Hilya menyampaikan ada beberapa alasan mengenai penolakan terhadap RUU Cilaka ini:
Yang Pertama Tidak Ada Jaminan Mengenai Masalah Keamanan Terhadap Pekerja Perempuan.
Dalam Pasal 5 RUU Cilaka menyebutkan “Resiko adalah potensi terjadinya suatu dampak kesehatan, keselamatan, keamanan, lingkungan, dan/atau dampak lain yang ditimbulkan oleh suatu usaha .” Dalam Pasal 5 Ayat 4 RUU Cilaka menjelaskan nilai resiko kegiatan meliputi aspek kesehatan, keselamatan, keamanan, lingkungan, dan pelestarian SDA. Resiko-resiko tersebut terbagi dalam klaster resiko rendah, sedang, dan tinggi. Sedangkan keamanan dalam UU sebelumnya terdapat dalam pasal 76 Ayat 3 “Menjaga kesusilaan dan keamanan selama di tempat kerja” dalam bab tentang perempuan.
Kedua, Tidak Ada Hak Cuti Khusus Bagi Perempuan
Dalam RUU Cilaka Pasal 447 mengatur tentang kewajiban membayar pesangon pemutusan hubungan kerja di ayat 4 berbunyi : “Uang penggantian hak yang seharusnya diterima meliputi; cuti tahunan yang belum diambil dan belum gugur” konteksnya mengatur tentang pemutusan hak pekerja, bukan sebagai pemenuhan hak pekerja. RUU ini tidak mengatur adanya cuti haid, kehamilan, melahirkan, dan keguguran. Sedangkan dalam UU Ketenagakerjaan mengatur tentang hak-hak tersebut.
Ketiga, Tidak Ada Hak Menyusui Anak bagi Perempuan Ketika Bekerja
Hal ini diatur pada Pasal 83 UU No. 13 Tahun 2003 tentang Ketenagakerjaan yang berbunyi: “Pekerja/buruh perempuan yang anak masih menyusui harus diberi kesempatan untuk menyusui anaknya jika hal itu harus dilakukan selama waktu kerja.
Keempat, Sistem Kerja Kontrak (Outsourcing) Sangat Merugikan bagi Perempuan
Pasal-pasal yang mengatur tentang outsourcing dalam RUU Cilaka Pasal 440-442 memiliki kesamaan dengan UU Ketenagakerjaan Pasal 64-66 yang menyatakan bahwa buruh perempuan digaji ketika melakukan aktivitas produksi.

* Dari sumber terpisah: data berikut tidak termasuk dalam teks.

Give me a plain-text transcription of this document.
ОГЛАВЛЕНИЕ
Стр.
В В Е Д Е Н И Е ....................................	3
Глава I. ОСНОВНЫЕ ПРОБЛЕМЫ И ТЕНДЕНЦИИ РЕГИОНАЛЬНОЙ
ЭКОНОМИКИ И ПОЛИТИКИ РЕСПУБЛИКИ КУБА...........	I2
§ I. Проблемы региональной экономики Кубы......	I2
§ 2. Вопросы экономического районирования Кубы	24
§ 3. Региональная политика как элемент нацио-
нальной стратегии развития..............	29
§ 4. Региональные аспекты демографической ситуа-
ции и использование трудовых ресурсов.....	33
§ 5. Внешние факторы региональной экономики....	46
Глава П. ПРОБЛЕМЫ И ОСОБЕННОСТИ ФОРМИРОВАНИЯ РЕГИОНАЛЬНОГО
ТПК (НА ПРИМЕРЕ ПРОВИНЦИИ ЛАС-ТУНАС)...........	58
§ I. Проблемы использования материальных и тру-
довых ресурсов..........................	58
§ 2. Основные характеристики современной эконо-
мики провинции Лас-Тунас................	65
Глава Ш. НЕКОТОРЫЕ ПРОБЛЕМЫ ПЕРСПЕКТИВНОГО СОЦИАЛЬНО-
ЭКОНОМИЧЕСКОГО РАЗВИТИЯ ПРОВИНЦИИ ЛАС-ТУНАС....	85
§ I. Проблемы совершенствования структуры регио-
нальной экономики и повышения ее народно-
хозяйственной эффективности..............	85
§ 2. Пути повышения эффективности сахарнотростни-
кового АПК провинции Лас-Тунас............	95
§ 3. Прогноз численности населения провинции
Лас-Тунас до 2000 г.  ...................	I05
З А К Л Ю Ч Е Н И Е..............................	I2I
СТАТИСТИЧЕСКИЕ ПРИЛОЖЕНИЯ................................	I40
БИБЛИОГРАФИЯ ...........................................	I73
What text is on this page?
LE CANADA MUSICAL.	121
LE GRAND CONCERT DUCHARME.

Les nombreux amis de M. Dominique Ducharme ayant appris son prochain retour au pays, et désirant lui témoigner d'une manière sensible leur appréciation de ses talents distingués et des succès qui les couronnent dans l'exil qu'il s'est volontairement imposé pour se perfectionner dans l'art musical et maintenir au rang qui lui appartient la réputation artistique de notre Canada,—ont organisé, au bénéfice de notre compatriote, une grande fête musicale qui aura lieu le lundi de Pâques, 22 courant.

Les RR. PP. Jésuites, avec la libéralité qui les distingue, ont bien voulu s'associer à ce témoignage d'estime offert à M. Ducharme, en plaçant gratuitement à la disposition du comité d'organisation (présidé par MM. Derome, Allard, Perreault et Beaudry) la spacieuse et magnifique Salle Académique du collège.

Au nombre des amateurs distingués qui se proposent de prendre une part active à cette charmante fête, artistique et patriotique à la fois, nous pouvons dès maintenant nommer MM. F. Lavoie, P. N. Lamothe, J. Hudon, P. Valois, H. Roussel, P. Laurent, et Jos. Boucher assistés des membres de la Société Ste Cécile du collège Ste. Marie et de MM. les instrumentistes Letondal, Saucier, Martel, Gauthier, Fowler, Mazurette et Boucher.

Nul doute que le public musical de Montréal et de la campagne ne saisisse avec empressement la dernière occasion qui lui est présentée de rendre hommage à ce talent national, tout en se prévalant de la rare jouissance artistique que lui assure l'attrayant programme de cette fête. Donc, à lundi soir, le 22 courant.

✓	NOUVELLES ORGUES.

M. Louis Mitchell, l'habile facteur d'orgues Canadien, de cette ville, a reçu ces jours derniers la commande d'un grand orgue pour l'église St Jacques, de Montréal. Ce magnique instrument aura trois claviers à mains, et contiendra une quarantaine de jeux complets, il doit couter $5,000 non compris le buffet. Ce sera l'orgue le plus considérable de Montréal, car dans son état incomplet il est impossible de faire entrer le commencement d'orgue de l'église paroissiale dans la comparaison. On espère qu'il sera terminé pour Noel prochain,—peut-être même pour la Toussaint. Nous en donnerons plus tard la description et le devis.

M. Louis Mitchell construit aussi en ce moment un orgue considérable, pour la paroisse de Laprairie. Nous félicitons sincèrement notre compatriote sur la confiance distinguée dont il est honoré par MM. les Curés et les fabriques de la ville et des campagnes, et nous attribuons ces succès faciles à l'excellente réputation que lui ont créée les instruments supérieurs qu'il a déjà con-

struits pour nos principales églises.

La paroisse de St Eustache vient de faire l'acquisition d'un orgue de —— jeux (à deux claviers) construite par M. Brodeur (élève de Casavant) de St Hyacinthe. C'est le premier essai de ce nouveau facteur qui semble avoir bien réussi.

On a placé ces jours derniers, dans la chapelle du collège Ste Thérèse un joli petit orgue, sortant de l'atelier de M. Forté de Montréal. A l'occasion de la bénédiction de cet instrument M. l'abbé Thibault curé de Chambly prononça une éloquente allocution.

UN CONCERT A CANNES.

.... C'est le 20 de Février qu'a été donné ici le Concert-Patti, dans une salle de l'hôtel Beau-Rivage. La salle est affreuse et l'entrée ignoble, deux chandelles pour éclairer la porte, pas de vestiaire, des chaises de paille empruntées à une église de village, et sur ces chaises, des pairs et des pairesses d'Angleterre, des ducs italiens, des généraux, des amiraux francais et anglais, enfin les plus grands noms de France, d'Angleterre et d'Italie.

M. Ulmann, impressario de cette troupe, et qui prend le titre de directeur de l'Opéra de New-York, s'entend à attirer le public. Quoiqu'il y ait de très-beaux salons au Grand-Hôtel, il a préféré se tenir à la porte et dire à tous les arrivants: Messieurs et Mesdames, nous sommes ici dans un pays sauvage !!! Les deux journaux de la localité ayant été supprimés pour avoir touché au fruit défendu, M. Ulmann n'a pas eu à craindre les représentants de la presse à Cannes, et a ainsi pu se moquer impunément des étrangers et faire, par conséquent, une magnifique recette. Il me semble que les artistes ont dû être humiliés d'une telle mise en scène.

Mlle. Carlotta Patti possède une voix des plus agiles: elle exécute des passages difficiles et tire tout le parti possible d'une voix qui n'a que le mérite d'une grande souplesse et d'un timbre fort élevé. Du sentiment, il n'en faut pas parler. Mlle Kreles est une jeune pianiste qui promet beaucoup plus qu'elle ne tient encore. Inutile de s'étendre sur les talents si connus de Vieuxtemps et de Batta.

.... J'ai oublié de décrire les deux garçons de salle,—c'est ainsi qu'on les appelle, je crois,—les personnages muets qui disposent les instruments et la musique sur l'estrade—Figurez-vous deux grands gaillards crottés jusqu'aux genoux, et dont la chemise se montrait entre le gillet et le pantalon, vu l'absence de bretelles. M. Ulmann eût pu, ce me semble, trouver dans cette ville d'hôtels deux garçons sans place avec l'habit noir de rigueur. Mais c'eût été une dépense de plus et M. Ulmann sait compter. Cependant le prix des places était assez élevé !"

Sistem ini memudahkan menerima pekerja sekaligus memutus hubungan kerja (easy hiring easy Filtring)
Dan yang terakhir, RUU Cilaka Memposisikan Perempuan Rentan terhadap Kekerasan Seksual
RUU ini tidak memberikan jaminan keamanan terhadap perempuan saat bekerja terutama pada waktu lembur. Selain itu, kemudahan investor melakukan investasi besar-besaran yang merusak lingkungan akan memungkinkan terjadinya bencana ekologis besar-besaran. Di tempat pengungsian, perempuan sangat rentan menjadi korban kekerasan seksual.